Fakat bu yanılsama reeldir ve bir karşılığı vardır. Dolayısıyla kabul etmek gerekir ki liberal fantezileri, olmayacak duayı gerçekleştirebilecek bir yol da vardır. O da demokratik-sosyalist muhalefet çizgisinin “yetmez ama evet”çi pespaye anlayışın sağına savrulmasıdır. Devlete yedeklenen liberal eğilimin önü egemenlerce açılırken bu uyarı devrimcilerce dikkate alınmalıdır. Öte yandan, AKP’den medet umabileceği yanılgısına kapı aralayan yukarıdaki sakat fantaziler nedeniyledir ki CB seçimlerinin olası 2. tur oylamalarında HDP kitlesinin Tayyip’e oy vereceği, bu yönlü pazarlıkların olduğu türünden pis kokulu rivayetler ortalığa saçılmaktadır. Sadece VS değil, Ömer Ağın (ÖA) da aynı liberal kulvardan kafa karıştırma yarışındaki yerini almış. Bir süre önce şöyle buyurmuştu: “AKP’nin Cumhurbaşkanı adayını belirlerken hangi kriterlere dayanacağına bakmak gerekir. AKP, gerici, ırkçı güçlere dayanarak Kürtler ve demokrasi güçlerine karşı entrikalar mı çevirecek, yoksa ülkenin demokratikleşmesi için ciddi ve güven verici adımlar mı atacak?” (ÖA: “Kürtler Yeni Bir Yol Arayabilirler” Özgür Gündem: 24 Nisan 2014) Yazı başından sonuna dek sömürgeci faşist devletin gerçeklğini görmezden gelen, ondan demokrasi namına halen birşeyler bekleyen sözümona “sorgulamalar”la dolu. AKP’nin (egemenlerin) hangi kriterlerle CB adayını seçeceğine hala bakma gereği duyuluyorsa, hala arkamızdan entrikalar çevirmeyebileceği zannediliyorsa, hala devletin güvenimizi kazanmak ilkesiyle- gayesiyle kılını kıpırdatacağı bekleniyorsa… bunun adı siyaset değil, en hafif deyimle “saflık”tır!..
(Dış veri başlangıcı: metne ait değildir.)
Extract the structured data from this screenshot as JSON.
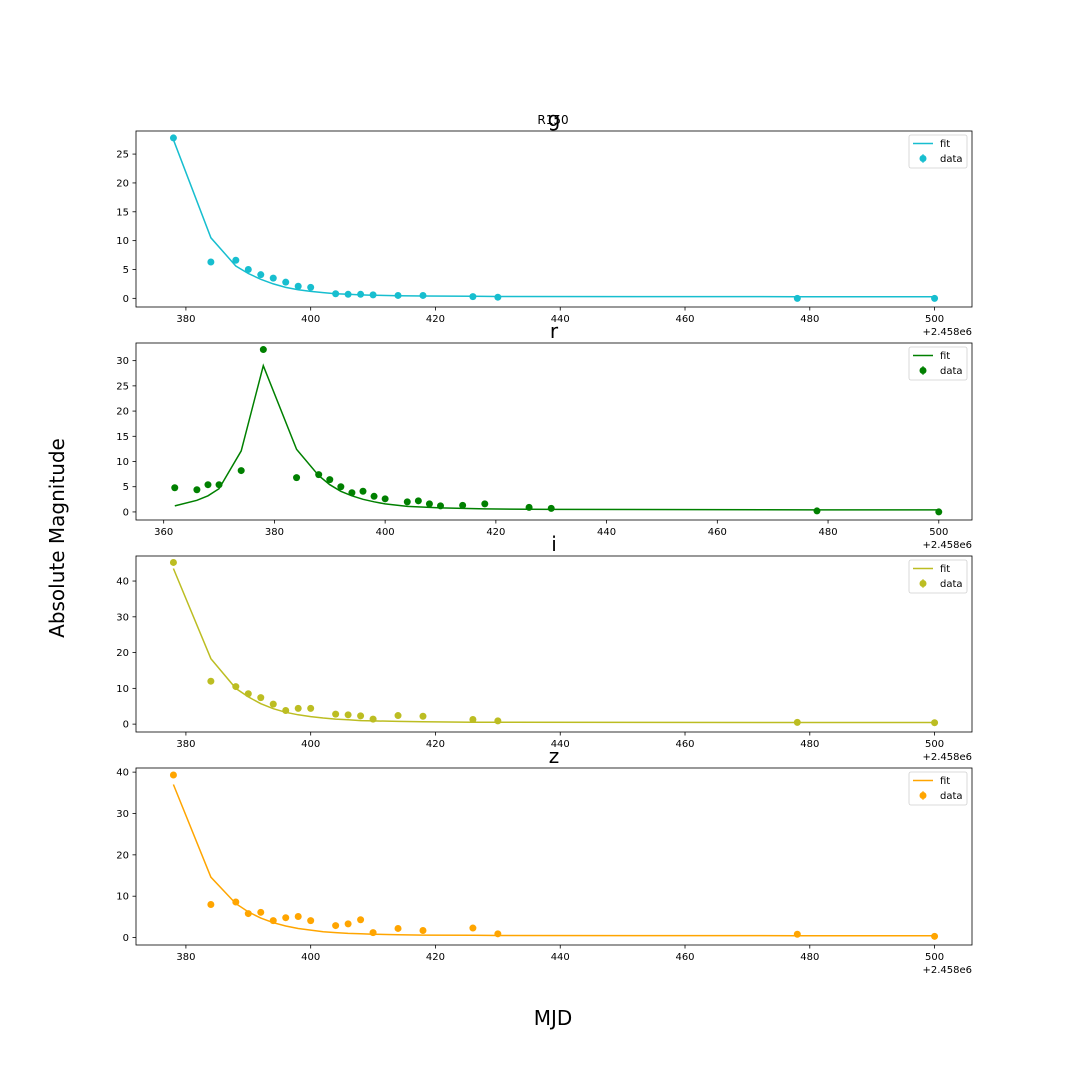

Ne yazık ki kafa karışıklığına, netsizliğe, kararsızlığa yol açan, düşman gerçekliğini bulanıklaştıran bu tür yanılsamalar ideolojik çizgiye sızdığında olumsuz karşılıklarını üretiyor. Bunun nelere yol açtığını henüz geride bıraktığımız 30 Mart seçimlerinde gördük. AKP’nin çözüm süreci için gerekli ve alternatifsiz olduğu şeklindeki dengeci ve bağlayıcı beyanatlar sandıkta dönüp BDP’yi vurdu. Bu bakımdan, seçimlerde beklenen düzeyde yüksek sonuçlar alınamamasının bir sorumlusu da AKP’ye gebe olunduğu, o olmassa savaşın yeniden başlayacağı şeklinde yaratılan teslimiyetçi algıdır. Son derece problemli olan bu algı, netleşememiş-kararsız kitlelerin kaygılarını daha da pekiştirmiştir. “AKP zayıflarsa ve CHP-MHP güçlenirse savaş yeniden başlar” endişesi KÖH’ne de yakın olan veya kararsız kalan Kürt kitleyi AKP’ye eklemlemiştir. Diğer taraftan AKP, liberal-teslimiyetçi yaygarayı çok iyi değerlendirerek kararsızları kendisine bağlamayı başaracak argümanlar geliştirmiştir. “Gerilim stratejisi” denilen tarz ile “ben zayıflarsam kaybeden siz olursunuz” algısını ustalıkla işlemiştir. Safları sıklaştıran NETLİĞİ sayesinde sandıktan psikolojik üstünlüğü eline alarak çıkmıştır.
Bir özdeyişte söylendiği gibi: “Kimse gerçekleri görmek istemeyenler kadar kör olamaz” Kıfayetsiz muhteris liberaller körlüklerini yayma uğraşı içindeler. Bu onların tarihsel zavallılığıdır. Sömürülenlerin, ezilenlerin yürüttükleri mücadeleden asalak gibi beslenenler her zaman oldu. Varlıklarını bu mücadeleye borçlular ve yakamızdan kendi kendilerine düşmeleri beklenemez. Bunun üstesinden gelebilmenin yegane yolu da pratik devrimci mücadeleyi yükseltmektir.
Devrimci politika için herşey nettir, saflar berraktır ve liberalizmin panzehiri devrimci mücadeledir. Asalakları yakamızdan silkeleyeceğiz, çünkü umut biziz.